Singing tributes to Britain’s war dead across nine of England’s highest peaks concluded last week as a pop-up choir climbed Lake District mountains to honour a unique memorial
The ambitious acts of remembrance took place over three weekends since May on nine Lakeland fells – Great Gable, Green Gable, Brandreth (no performance), Grey Knotts, Lingmell, Scafell Pike, Broad Crag, Thorneythwaite Fell, Glaramara, Allen Crags – to commemorate the Great Gift, a legacy once described as ‘the world’s greatest war memorial’.
More than 60 hardy singers climbed a total of 25 miles and 3,000m of ascent to perform a specially commissioned song on every peak.
14 summits in the Lake District were given to the National Trust in the years after the First World War by the Fell & Rock Climbing Club and private landowners as an act of remembrance.
Jessie Binns, the National Trust’s Visitor Experience Manager in the Lake District, recruited the choir to mark 100 years since the end of the First World War: “These mountains were given as memorials for everyone to enjoy, and the National Trust is extremely proud to have cared for them ever since.
“If everything around you is feeling uncertain and unstable, a connection with the natural world can feel grounding. This is part of the reason it is so important for us to safeguard these and other open spaces, so that future generations can continue to reap the benefits in the years to come.”

National Trust staff and volunteers commemorating the gift of 14 Lakeland summits through a song cycle on top of Thorneythwaite Fell, led by musical director Dave Camlin. © North News & Pictures

“Meaningful and powerful songs”

The temporary choir, made up of amateur singers from local choirs, is called The Fellowship of Hill, and Wind, and Sunshine. It is named after the speech made by poet and leading mountaineer Geoffrey Winthrop Young, which he delivered on top of Great Gable in 1924 as he dedicated the fells to the nation:

“[they] surrendered their part in the fellowship of hill, and wind, and sunshine, that the freedom of this land, the freedom of our spirit, should endure.”

Cumbrian songwriter, musician and teacher Dr David Camlin created a new suite of songs for the occasion, which included a new arrangement for the words from the dedication speech.

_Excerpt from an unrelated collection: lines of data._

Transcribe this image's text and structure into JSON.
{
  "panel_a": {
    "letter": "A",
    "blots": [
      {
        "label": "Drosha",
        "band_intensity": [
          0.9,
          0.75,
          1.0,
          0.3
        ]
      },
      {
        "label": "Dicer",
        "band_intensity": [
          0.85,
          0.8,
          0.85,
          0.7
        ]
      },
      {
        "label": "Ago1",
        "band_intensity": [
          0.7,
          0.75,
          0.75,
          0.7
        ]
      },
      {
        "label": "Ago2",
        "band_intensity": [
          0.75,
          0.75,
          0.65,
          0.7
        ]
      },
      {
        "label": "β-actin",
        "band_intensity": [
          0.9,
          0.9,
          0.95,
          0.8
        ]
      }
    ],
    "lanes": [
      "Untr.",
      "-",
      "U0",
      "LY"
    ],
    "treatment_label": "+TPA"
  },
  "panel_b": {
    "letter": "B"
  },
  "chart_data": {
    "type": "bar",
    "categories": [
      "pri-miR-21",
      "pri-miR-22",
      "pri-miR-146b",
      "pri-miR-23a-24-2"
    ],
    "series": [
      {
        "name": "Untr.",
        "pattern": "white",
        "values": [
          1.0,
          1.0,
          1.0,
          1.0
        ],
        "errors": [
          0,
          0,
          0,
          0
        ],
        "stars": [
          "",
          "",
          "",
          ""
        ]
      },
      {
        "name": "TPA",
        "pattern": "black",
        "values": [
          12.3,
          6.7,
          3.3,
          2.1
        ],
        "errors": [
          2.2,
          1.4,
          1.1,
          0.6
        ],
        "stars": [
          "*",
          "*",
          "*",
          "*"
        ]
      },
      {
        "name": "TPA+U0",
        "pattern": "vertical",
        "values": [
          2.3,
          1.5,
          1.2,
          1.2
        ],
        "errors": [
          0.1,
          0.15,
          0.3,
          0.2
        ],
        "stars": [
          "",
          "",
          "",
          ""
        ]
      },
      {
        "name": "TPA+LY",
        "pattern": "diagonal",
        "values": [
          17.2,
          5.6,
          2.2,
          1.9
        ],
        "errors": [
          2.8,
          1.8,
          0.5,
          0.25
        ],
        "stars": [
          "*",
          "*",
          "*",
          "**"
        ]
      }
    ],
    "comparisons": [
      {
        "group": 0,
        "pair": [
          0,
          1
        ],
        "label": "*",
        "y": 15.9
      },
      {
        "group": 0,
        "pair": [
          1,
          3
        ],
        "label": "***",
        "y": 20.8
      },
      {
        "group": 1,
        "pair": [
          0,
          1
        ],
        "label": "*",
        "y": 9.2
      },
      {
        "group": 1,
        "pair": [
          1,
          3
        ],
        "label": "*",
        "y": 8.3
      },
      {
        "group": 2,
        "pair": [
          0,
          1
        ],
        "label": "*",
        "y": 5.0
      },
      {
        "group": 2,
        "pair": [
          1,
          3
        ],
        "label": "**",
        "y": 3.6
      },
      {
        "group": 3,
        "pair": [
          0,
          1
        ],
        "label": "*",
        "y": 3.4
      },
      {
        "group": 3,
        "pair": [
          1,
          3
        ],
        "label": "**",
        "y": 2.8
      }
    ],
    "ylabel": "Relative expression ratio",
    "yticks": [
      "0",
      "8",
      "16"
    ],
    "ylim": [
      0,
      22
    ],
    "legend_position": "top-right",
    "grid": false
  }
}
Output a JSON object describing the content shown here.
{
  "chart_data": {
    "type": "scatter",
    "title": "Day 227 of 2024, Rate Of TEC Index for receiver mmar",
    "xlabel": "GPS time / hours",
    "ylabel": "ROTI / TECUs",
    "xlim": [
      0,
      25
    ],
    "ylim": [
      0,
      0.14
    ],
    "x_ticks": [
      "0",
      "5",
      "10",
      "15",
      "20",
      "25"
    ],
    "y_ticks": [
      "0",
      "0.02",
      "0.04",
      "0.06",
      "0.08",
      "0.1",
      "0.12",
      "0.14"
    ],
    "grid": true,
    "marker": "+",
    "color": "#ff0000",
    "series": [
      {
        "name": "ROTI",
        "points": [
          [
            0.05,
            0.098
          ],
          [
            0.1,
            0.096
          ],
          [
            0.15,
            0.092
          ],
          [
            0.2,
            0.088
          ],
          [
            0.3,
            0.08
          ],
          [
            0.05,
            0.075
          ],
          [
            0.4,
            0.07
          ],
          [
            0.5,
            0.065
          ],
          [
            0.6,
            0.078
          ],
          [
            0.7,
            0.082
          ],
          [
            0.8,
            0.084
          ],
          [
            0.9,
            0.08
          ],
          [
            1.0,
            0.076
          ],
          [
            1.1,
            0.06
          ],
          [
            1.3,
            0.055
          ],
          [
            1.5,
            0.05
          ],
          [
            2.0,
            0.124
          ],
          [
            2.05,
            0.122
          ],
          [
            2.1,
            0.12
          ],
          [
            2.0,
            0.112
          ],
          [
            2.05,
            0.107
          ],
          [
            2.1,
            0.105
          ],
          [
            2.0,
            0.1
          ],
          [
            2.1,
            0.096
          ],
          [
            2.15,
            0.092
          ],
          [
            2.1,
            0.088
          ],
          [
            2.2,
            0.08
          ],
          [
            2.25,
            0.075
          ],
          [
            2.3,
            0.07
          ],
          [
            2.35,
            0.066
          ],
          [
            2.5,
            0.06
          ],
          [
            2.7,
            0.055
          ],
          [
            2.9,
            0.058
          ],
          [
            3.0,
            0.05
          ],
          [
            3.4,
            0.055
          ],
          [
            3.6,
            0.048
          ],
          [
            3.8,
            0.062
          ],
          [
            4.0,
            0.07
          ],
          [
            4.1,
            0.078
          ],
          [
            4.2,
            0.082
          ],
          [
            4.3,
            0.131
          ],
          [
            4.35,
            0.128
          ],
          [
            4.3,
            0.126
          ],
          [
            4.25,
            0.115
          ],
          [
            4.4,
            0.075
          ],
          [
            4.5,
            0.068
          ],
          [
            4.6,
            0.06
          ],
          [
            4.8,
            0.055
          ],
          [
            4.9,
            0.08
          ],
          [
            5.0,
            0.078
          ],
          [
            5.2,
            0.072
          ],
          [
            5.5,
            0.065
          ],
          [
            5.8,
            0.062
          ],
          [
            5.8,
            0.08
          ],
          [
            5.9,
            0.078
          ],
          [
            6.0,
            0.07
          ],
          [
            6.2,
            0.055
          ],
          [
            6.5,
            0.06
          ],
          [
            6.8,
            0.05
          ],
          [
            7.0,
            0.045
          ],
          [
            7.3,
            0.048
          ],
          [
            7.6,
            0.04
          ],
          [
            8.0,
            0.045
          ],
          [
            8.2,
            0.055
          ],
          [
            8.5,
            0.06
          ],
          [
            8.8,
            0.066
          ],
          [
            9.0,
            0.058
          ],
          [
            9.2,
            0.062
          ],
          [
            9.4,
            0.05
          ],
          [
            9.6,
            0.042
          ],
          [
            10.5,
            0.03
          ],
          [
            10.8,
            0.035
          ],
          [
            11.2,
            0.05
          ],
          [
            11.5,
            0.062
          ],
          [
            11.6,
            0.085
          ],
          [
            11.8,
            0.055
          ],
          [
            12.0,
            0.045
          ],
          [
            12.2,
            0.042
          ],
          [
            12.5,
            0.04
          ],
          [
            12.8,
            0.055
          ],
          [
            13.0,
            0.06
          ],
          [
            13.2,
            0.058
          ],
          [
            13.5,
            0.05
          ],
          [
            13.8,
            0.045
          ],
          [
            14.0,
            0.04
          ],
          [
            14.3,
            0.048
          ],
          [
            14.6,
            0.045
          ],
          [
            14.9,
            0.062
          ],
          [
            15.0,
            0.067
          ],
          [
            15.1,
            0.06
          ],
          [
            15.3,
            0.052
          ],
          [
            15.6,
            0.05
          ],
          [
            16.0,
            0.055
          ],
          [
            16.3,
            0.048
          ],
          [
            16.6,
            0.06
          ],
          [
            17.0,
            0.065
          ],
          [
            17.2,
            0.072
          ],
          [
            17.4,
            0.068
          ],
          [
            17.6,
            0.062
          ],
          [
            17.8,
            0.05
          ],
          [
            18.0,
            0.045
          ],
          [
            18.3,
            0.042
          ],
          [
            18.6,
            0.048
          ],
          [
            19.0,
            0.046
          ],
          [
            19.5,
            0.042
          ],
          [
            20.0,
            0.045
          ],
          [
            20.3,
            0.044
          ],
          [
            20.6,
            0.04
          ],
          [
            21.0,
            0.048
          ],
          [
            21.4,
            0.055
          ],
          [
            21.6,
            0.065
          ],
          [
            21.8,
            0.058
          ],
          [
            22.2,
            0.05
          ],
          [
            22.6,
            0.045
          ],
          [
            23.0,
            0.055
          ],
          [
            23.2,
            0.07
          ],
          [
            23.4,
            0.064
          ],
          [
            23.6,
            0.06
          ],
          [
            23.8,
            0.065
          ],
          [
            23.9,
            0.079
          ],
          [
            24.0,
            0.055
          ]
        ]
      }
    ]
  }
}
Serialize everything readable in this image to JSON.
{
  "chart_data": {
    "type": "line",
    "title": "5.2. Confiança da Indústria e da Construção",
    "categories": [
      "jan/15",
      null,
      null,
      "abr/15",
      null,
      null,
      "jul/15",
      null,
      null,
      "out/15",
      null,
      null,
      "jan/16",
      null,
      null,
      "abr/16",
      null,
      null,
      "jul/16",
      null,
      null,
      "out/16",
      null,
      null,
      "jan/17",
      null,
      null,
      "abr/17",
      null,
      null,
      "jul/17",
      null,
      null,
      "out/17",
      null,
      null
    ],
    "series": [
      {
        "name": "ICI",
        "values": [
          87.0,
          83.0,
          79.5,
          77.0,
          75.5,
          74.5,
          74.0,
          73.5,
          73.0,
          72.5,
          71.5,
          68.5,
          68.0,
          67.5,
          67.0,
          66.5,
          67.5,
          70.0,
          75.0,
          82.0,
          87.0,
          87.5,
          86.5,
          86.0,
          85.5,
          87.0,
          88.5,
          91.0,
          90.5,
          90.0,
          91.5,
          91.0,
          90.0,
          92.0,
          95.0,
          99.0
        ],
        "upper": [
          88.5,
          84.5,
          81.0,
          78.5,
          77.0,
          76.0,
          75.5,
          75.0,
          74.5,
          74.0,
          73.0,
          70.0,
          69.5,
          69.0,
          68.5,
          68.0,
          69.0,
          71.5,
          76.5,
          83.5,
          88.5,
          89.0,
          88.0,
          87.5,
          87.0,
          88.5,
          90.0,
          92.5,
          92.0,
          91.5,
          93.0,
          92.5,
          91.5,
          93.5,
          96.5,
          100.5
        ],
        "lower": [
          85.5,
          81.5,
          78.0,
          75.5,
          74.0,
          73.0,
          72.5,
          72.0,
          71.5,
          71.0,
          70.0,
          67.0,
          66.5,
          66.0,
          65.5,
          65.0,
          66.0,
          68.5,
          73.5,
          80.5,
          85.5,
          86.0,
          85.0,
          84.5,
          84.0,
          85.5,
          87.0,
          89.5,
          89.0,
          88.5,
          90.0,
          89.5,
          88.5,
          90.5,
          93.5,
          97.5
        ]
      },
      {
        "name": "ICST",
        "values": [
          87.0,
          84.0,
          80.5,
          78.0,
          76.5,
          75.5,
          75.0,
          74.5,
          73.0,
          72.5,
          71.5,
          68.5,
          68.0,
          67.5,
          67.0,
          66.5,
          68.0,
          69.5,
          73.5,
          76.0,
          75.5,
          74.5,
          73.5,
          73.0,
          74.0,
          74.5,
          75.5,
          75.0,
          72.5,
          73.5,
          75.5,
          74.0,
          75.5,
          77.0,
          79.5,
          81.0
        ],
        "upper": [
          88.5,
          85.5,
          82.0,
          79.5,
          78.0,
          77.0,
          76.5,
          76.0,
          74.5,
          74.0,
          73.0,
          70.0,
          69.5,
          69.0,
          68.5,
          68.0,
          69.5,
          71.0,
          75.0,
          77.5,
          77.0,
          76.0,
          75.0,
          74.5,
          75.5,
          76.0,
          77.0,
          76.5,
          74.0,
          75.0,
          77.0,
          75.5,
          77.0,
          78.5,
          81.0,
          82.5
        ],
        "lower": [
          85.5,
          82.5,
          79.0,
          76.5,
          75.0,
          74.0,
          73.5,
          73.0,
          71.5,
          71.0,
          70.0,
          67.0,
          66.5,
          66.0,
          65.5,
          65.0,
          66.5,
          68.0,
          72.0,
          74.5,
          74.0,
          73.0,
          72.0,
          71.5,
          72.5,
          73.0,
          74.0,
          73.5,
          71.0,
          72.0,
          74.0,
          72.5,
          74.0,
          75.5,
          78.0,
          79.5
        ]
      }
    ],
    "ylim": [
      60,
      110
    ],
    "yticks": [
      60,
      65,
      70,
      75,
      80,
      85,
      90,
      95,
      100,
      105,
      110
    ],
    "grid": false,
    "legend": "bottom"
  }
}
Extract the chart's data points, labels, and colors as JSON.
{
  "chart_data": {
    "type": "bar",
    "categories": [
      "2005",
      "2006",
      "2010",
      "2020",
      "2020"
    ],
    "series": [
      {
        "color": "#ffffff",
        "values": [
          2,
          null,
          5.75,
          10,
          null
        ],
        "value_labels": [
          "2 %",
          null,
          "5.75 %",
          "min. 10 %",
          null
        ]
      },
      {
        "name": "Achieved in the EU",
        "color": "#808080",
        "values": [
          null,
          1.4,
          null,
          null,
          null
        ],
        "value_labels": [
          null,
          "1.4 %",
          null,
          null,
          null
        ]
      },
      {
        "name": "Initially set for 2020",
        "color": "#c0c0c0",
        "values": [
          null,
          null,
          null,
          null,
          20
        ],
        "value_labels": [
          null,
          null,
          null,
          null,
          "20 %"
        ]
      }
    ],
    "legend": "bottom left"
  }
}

The 1924 dedication ceremony

A member of the choir said: “To be able to sing in a choir surrounded by such stunning scenery was a real privilege. It felt incredibly powerful as the sound was carried far across the land by the wind.
“Music helps us to connect – to other people and to nature itself. It helps soothe us in the tough times and shares our joy in the good times.”
During the performance at Great Gable, the choir was filmed by a 360˚ video camera. The resulting film has been used as part of an experiment at Keswick Museum in collaboration with the University of York, to determine whether the benefits of outdoor choir singing could be experienced remotely, using virtual reality technology.
Participants of the experiment wore a headset through which they could experience the panoramic views and sing alone as though part of the choir. Afterwards, participants were asked questions about their mood, as were members of the outdoor choir. Their answers will be compared and recorded to test whether the virtual world can produce the same health and well-being benefits as activities in the real world.
Dr Dave Camlin said: “The real experience of singing meaningful and powerful songs of remembrance in a large choir on a mountain-top was profoundly moving, and we hope that the virtual experience will help people to share in what was a very special moment.”

© Nick Landells

A wider programme of events

The choir’s performances are part of a wider programme of remembrance events organised by the National Trust in the Lake District this year. In May, a team of the conservation charity’s rangers and volunteers from the Fell & Rock Climbing Club spent a combined 200 days repairing footpaths and rebuilding the summit cairn on top of Scafell Pike.
England’s tallest mountain was given to the Trust by Lord Leconfield in 1919 as a memorial to the men of the Lake District who fell in the Great War, four years before the Fell and Rock Climbing Club made their gift.
At the Lakes Alive Festival (8 – 9 September) there will be performances from the Fellowship choir and singing workshops and at the Kendal Mountain Festival (15 – 18 November) films will be shown, documenting the Great Gift’s lasting legacy.
On 13 October, the National Trust is inviting people to join a singing picnic at Peace How, a tiny hill near Derwent Water in Borrowdale. It was given to the National Trust in 1917 so that servicemen from the trenches could experience peace and tranquillity. Tickets are free but must be booked in advance from the National Trust website.
October is also a last chance to visit the Where Poppies Blow exhibition at Wordsworth House, which explores how men endured the horrors of war through the wonders of nature.